Nach dem Gespräch mit ihrer Tochter begann Agnes sich Gedanken darüber zu machen, ob Louisa nicht auch erfahren sollte, wer ihre wirklichen Eltern waren. Sie quälte sich zwei ganze Tage damit herum, bis Larry wissen wollte, was sie denn bedrücke.

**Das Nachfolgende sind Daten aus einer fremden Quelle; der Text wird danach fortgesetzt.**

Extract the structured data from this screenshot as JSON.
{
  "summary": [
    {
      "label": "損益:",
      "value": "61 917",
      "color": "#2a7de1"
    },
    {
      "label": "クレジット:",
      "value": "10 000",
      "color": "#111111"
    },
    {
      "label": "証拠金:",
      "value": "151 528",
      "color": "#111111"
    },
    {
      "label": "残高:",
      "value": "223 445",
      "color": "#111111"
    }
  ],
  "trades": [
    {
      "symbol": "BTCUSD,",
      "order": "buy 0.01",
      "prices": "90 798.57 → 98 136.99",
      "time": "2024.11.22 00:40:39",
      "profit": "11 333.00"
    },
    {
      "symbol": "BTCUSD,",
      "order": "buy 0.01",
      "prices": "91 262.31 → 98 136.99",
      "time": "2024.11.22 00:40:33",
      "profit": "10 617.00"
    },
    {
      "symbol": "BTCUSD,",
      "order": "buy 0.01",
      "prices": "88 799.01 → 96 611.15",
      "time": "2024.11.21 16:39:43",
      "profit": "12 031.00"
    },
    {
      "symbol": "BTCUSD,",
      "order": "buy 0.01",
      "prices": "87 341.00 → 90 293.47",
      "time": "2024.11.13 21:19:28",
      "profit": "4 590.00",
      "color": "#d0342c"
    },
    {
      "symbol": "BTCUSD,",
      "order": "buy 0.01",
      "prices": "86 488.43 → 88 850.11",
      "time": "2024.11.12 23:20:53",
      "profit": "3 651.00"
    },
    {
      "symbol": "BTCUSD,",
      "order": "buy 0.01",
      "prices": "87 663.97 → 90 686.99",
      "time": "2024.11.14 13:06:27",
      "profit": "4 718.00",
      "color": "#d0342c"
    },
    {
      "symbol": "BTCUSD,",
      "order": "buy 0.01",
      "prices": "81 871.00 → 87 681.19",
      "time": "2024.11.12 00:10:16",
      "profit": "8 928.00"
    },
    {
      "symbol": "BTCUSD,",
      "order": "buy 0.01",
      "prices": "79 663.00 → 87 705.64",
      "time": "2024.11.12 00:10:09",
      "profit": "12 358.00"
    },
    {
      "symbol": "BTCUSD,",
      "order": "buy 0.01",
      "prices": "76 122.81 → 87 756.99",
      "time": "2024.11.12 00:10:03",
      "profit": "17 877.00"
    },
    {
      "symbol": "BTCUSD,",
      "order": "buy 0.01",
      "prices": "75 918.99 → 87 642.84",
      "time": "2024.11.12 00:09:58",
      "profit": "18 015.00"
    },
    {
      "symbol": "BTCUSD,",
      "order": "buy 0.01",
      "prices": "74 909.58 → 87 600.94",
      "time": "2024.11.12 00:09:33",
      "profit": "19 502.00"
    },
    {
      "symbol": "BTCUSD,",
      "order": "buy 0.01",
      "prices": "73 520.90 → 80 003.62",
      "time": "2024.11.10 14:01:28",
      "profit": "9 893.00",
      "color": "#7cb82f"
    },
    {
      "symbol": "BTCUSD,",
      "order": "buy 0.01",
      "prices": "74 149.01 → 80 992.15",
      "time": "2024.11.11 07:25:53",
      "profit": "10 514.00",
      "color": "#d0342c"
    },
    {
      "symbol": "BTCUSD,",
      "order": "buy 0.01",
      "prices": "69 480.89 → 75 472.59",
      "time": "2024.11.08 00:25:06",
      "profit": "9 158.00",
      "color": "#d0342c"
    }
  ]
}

»Wie kommst du denn darauf, dass mich etwas bedrückt?«
»Weil ich dich kenne, meine Liebste. Du lächelst gar nicht mehr, während Louisa fast nur noch strahlend wie ein Honigkuchenpferd herumläuft. Habt ihr mir irgendwas verheimlicht?«
Agnes nickte unglücklich. »Ich hätte es dir sagen sollen, aber Louisa wollte, dass es ein Geheimnis bleibt.«
»Was soll ein Geheimnis bleiben? Unsere Tochter sieht aus, als hätte sie sich verliebt.«
»Darcy hat sie gebeten, ihn zu heiraten.«
»Na endlich. Ich kann nicht sagen, dass es mich überrascht, und ich bin auch nicht unglücklich darüber, dass die beiden heiraten. Ich glaube, dass sie gut zusammenpassen. Machst du so ein trauriges Gesicht, weil du Bedenken dagegen hast?«
»Nein, nein. Ich freue mich sehr für Louisa. Doch bevor sie heiraten, will Darcy unbedingt wissen, wer sein Vater ist. Nun mache ich mir Gedanken darüber, ob ich Louisa nicht sagen sollte, dass wir nicht ihre leiblichen Eltern sind.«
»Darüber haben wir doch schon viele Male gesprochen. Ich dachte, wir hätten uns geeinigt, es ihr niemals zu sagen.«
»Ja, ich weiß, aber Darcy hat an seine Mutter geschrieben und sie nach seinem Vater gefragt. Er glaubt, er müsse erfahren, was für ein Typ von Mann ihn gezeugt hat, bevor Louisa und er ihre Verlobung offiziell machen. Wir wissen, wie schlecht Louisas leiblicher Vater war. Vielleicht haben beide, unsere Tochter genauso wie Darcy, das Recht, alles über ihre Herkunft zu erfahren.«
»Falls du dir Sorgen darüber machst, dass irgendwelche schlimmen Dinge an eins ihrer Kinder vererbt werden könnten, kann ich dich beruhigen. Nach allem, was ich von dir über deine Familie erfahren habe, kam die Brutalität deines Vaters vom übermäßigen Trinken. Außerdem hast du mir erzählt, dass du deinen Bruder immer bewundert und zu ihm aufgeblickt hast, bis zu dem Zeitpunkt, wo er ausgewandert ist. Sein Charakter hat sich erst hier in Australien verändert. Ich bin sicher, dass irgendwelche Umstände, über die wir nichts wissen, ihn zu der Art von Mann gemacht haben, die er geworden ist.«
Als Agnes anscheinend immer noch nicht überzeugt war, fasste ihr Mann sie an den Schultern und zwang sie, ihm in die Augen zu sehen. »In Louisa steckt keinerlei Bösartigkeit, die sie an ihre Kinder weitergeben könnte. Tom wurde nicht als schlechter Mensch geboren, er wurde erst durch die Umstände schlecht. Jenny Tremayne war eine liebe, sanfte und mutige junge Frau. Diese Charakterzüge hat Louisa geerbt. Sie ist in einer glücklichen Familie aufgewachsen ohne die Armut und Brutalität, die ihr in eurer Kindheit ertragen musstet. Ich glaube, wir würden mehr Unheil als Gutes anrichten, wenn wir Louisa die Wahrheit sagten. Sie gehört zu uns, seit sie wenige Wochen alt war, und ist in jeder Hinsicht unsere Tochter, außer im biologischen Sinne.«
»Da hast du wohl recht.«
»Natürlich habe ich recht, meine Liebste. Also, lächle wieder und hör auf, dir unnötig Sorgen zu machen.«
Ein paar Tage später schrieb Louisa an Darcy, weil sie sich wünschte, dass er Weihnachten bei ihrer Familie verbrachte.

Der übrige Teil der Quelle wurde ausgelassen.